Me da tristeza verte así. Tan preocupada, tan despeinada, con el sudor recorriéndote la frente mientras lavas los trastes. Así, en chinga: con el chongo deshecho y un cubrebocas que no te tapa los ojos ya nomás por misericordia. Tienes miedo. Ya sé: acabas de perder a tu suegro, tu marido está enfermo y en cama, no duermen juntos porque quién sabe cómo se propaga esta cosa, y te angustia muchísimo esta resequedad en la garganta que no se te quita ni con el antibiótico que te recetaron hace tres días.
Y ándale, a cortar la fruta, a regar las plantas, a pagarle al del agua y a lavar la ropa. Todo tiene que quedar listo antes de que te regreses a tu casa. Si tuviera más estudios, entendería mejor, me dices con los ojos bien abiertos mientras calientas los sartenes.
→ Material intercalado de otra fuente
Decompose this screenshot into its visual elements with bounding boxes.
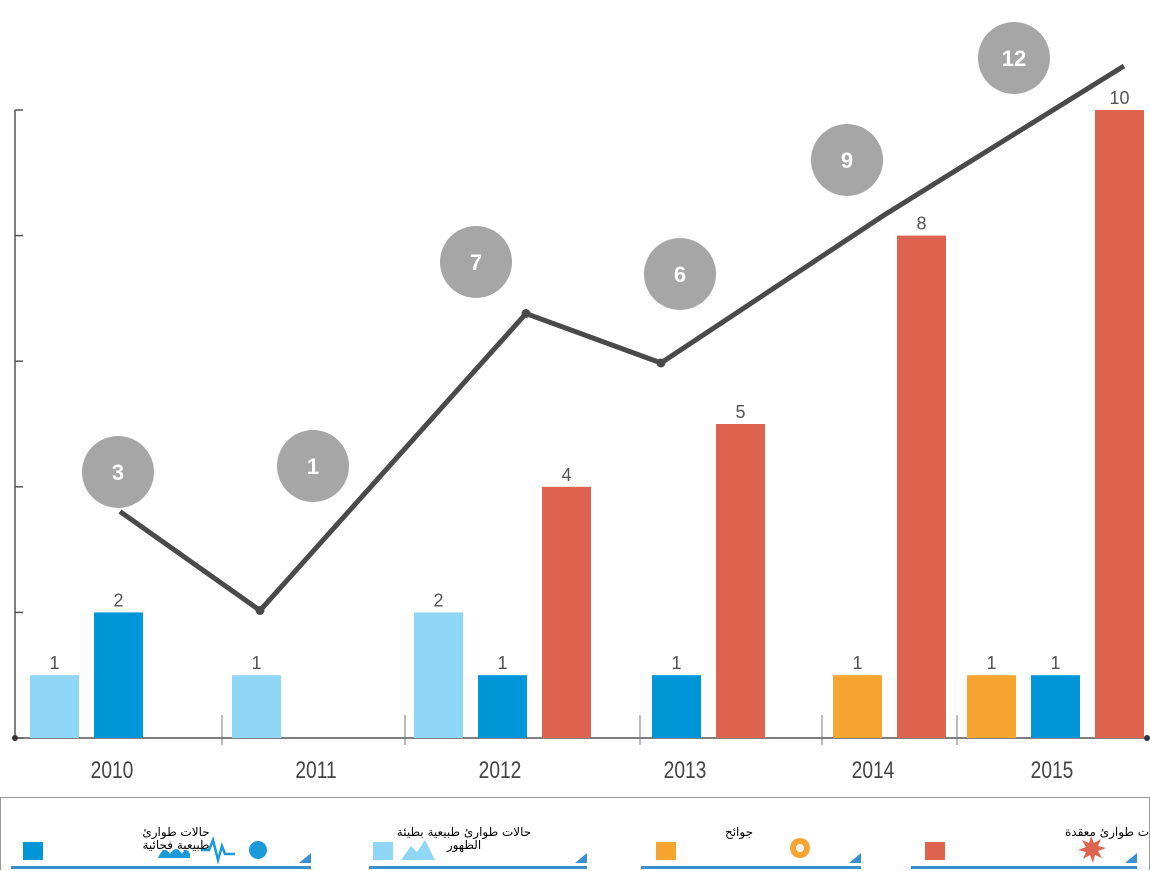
total-bubble	[277, 430, 349, 502]
bar	[30, 675, 79, 738]
value-label: 1	[49, 653, 59, 673]
line-vertex	[255, 606, 265, 615]
total-label: 6	[674, 262, 686, 287]
legend-corner	[575, 853, 587, 863]
legend-label: حالات طوارئ معقدة	[1065, 825, 1150, 839]
total-label: 1	[307, 454, 319, 479]
total-bubble	[82, 436, 154, 508]
value-label: 5	[735, 402, 745, 422]
bar	[542, 486, 591, 738]
total-bubble	[978, 22, 1050, 94]
axis-dot	[1144, 735, 1150, 741]
legend-corner	[1125, 853, 1137, 863]
bar	[232, 675, 281, 738]
icon-storm	[249, 841, 267, 859]
bar	[897, 235, 946, 738]
icon-bio-c	[796, 844, 804, 852]
legend-icon	[158, 835, 267, 864]
legend-icon	[1079, 836, 1106, 863]
legend-swatch	[23, 842, 43, 860]
total-label: 12	[1002, 46, 1026, 71]
total-label: 7	[470, 250, 482, 275]
icon-burst	[1079, 836, 1106, 863]
value-label: 1	[251, 653, 261, 673]
legend-label: حالات طوارئ طبيعية بطيئة الظهور	[396, 825, 532, 852]
bar	[1031, 675, 1080, 738]
value-label: 1	[497, 653, 507, 673]
total-bubble	[440, 226, 512, 298]
legend-label: جوائح	[724, 825, 754, 839]
bar	[967, 675, 1016, 738]
legend-corner	[849, 853, 861, 863]
value-label: 1	[852, 653, 862, 673]
total-label: 3	[112, 460, 124, 485]
value-label: 2	[433, 590, 443, 610]
axis-dot	[12, 735, 18, 741]
total-bubble	[811, 124, 883, 196]
line-vertex	[656, 358, 666, 368]
legend-swatch	[373, 842, 393, 860]
x-tick-label: 2010	[91, 756, 134, 784]
legend-swatch	[656, 842, 676, 860]
bar	[716, 424, 765, 738]
total-label: 9	[841, 148, 853, 173]
legend-icon	[790, 838, 810, 858]
value-label: 8	[916, 214, 926, 234]
totals-line	[118, 63, 1126, 614]
line-vertex	[521, 309, 531, 318]
bar	[833, 675, 882, 738]
icon-wave	[158, 849, 190, 858]
x-tick-label: 2011	[295, 756, 336, 784]
icon-quake	[201, 835, 235, 864]
x-tick-label: 2012	[479, 756, 522, 784]
legend-item: جوائح	[641, 820, 861, 869]
value-label: 10	[1109, 88, 1129, 108]
legend: حالات طوارئ طبيعية فجائية حالات طوارئ طبي…	[0, 797, 1150, 870]
bar	[414, 612, 463, 738]
value-label: 1	[671, 653, 681, 673]
icon-drought	[401, 840, 435, 860]
x-tick-label: 2014	[852, 756, 895, 784]
bar	[478, 675, 527, 738]
value-label: 2	[113, 590, 123, 610]
legend-corner	[299, 853, 311, 863]
legend-item: حالات طوارئ طبيعية بطيئة الظهور	[369, 820, 587, 869]
legend-item: حالات طوارئ طبيعية فجائية	[11, 820, 311, 869]
legend-label: حالات طوارئ طبيعية فجائية	[142, 825, 210, 852]
value-label: 1	[1050, 653, 1060, 673]
bar	[94, 612, 143, 738]
legend-icon	[401, 840, 435, 860]
x-tick-label: 2013	[664, 756, 707, 784]
bar	[1095, 110, 1144, 738]
legend-item: حالات طوارئ معقدة	[911, 820, 1150, 869]
legend-swatch	[925, 842, 945, 860]
value-label: 1	[986, 653, 996, 673]
x-tick-label: 2015	[1031, 756, 1074, 784]
bar	[652, 675, 701, 738]
value-label: 4	[561, 465, 571, 485]
total-bubble	[644, 238, 716, 310]
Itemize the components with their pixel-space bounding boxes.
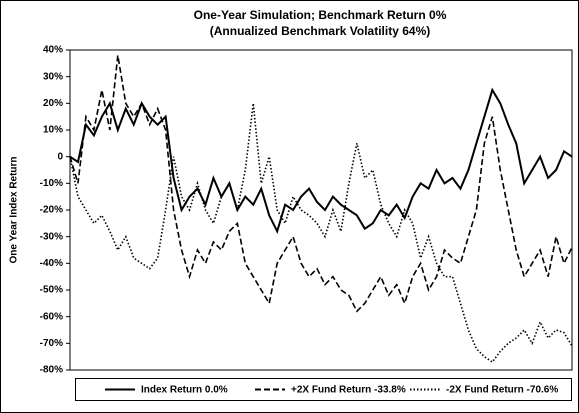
y-tick-label: -30% [40, 231, 63, 242]
y-tick-label: -20% [40, 205, 63, 216]
y-tick-label: -40% [40, 258, 63, 269]
y-tick-label: -60% [40, 311, 63, 322]
y-tick-label: -10% [40, 178, 63, 189]
series-line [69, 87, 573, 235]
chart-subtitle: (Annualized Benchmark Volatility 64%) [210, 24, 431, 38]
y-tick-label: -70% [40, 338, 63, 349]
series-line [69, 103, 573, 364]
y-tick-label: -50% [40, 285, 63, 296]
chart-title: One-Year Simulation; Benchmark Return 0% [194, 8, 447, 22]
y-tick-label: -80% [40, 365, 63, 376]
legend-label: -2X Fund Return -70.6% [446, 385, 558, 396]
y-tick-label: 10% [43, 125, 63, 136]
y-tick-label: 30% [43, 71, 63, 82]
legend-label: Index Return 0.0% [141, 385, 228, 396]
y-tick-label: 40% [43, 45, 63, 56]
legend-box [75, 378, 572, 401]
series-line [69, 55, 573, 313]
y-tick-label: 0 [57, 151, 63, 162]
y-axis-label: One Year Index Return [9, 156, 20, 263]
legend-label: +2X Fund Return -33.8% [291, 385, 406, 396]
y-tick-label: 20% [43, 98, 63, 109]
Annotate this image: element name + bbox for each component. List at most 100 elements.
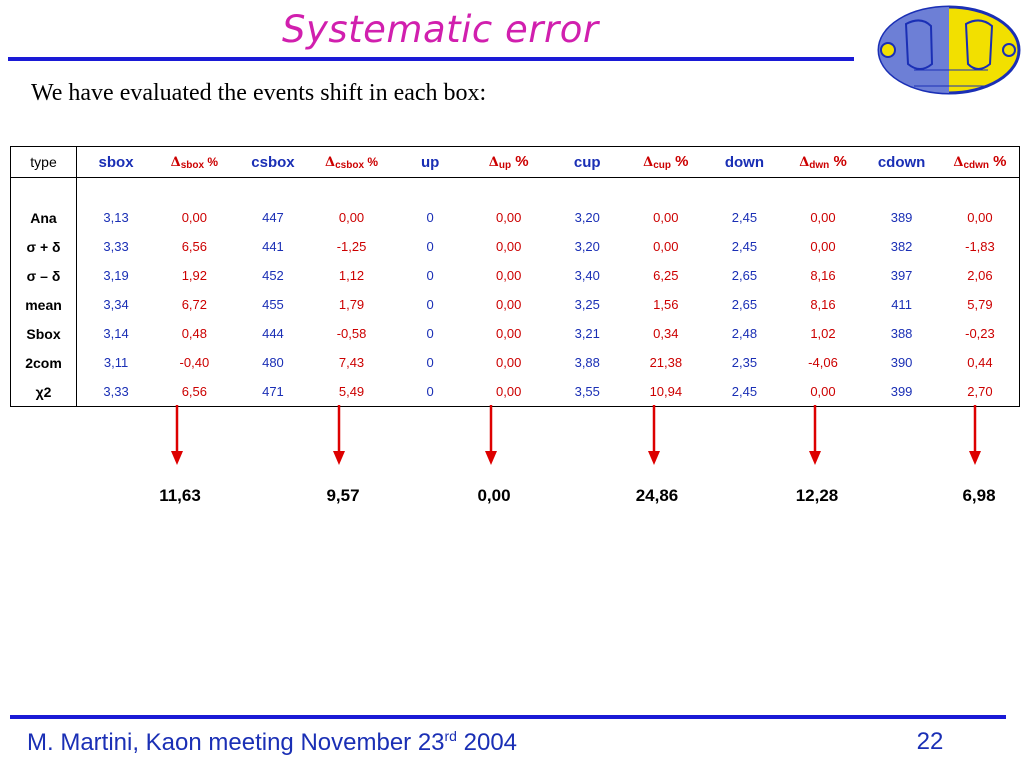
percent-suffix: %	[671, 153, 689, 170]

Pero déjame apurarme a terminar esto, que ya va a ser hora de comer. Ya sabemos qué va a pasar: vendrán por ti en carro, porque tu patrón no quiere que uses el transporte público. No vaya a ser que se contagie, m’hija, te dicen. Hay que cuidarnos entre todos, ¿verdad?
La risa nerviosa de ambos marca un límite que ninguno de los dos conoce bien. Y nada más le contestas: sí, Licenciado, está bien. No hace falta que le digas que te asustaste el fin de semana porque te dio la calentura, porque gracias a Dios no fue nada. De todas formas, insiste en que te tapices las manos con gel antibacterial, que rocíes Lysol por toda la casa varias veces al día y que, cuando trapees, le eches más cloro a la solución para que todo quede bien limpio. No se le vaya a olvidar, m’hija, es bien importante. Sí, Licenciado, está bien.
Pero la molestia en la garganta persiste: te dijeron hace poco en la clínica del fraccionamiento que era una faringitis común, como una gripa, pero todo lo que ves en las noticias te tiene mal. Mal porque tus cuñadas se siguen reuniendo —total, no pasa nada—; mal porque la enfermedad ya se llevó a quién sabe cuántos en todo el estado; mal porque, la verdad, no has dormido nada pensando en que éste es el único ingreso constante que tienes y que, si el malestar continúa, no te van a dejar venir a trabajar hasta que las cosas se tranquilicen. Mientras tanto, ya terminaste de hacer los cuartos, de barrer los tres pisos y pusiste la ropa al sol para que se seque. La señora de la casa está dando clases en línea, el señor no se puede estar tranquilo en la casa y las hijas se aplastan en la sala intentando no pensar de más.
Ayer te dijeron que las camas del hospital están llenas de infectados. No te acuerdas bien del número, pero sabes que eran muchos. Le escribes a tu hijo pidiéndole que apague el aire acondicionado, porque también por ahí se propaga el virus ése. Te contesta nada más así: sí, mamá, al rato nos vemos. A las tres de la tarde, la mesa ya está puesta y huele a comida. Los señores se sientan y cada quién se sirve lo que quiere. Hablan de cualquier cosa: se quejan de la escuela, les duele la espalda por estar sentados todo el día, se sienten encerrados. En media hora, se hace el silencio otra vez. Ellas se levantan a hacer lo que les toca. El patrón se acerca a la cocina para preguntarte cómo vas. Ya terminé el quehacer, Licenciado. Antes de irse, m’hija, por favor póngase gel antibacterial.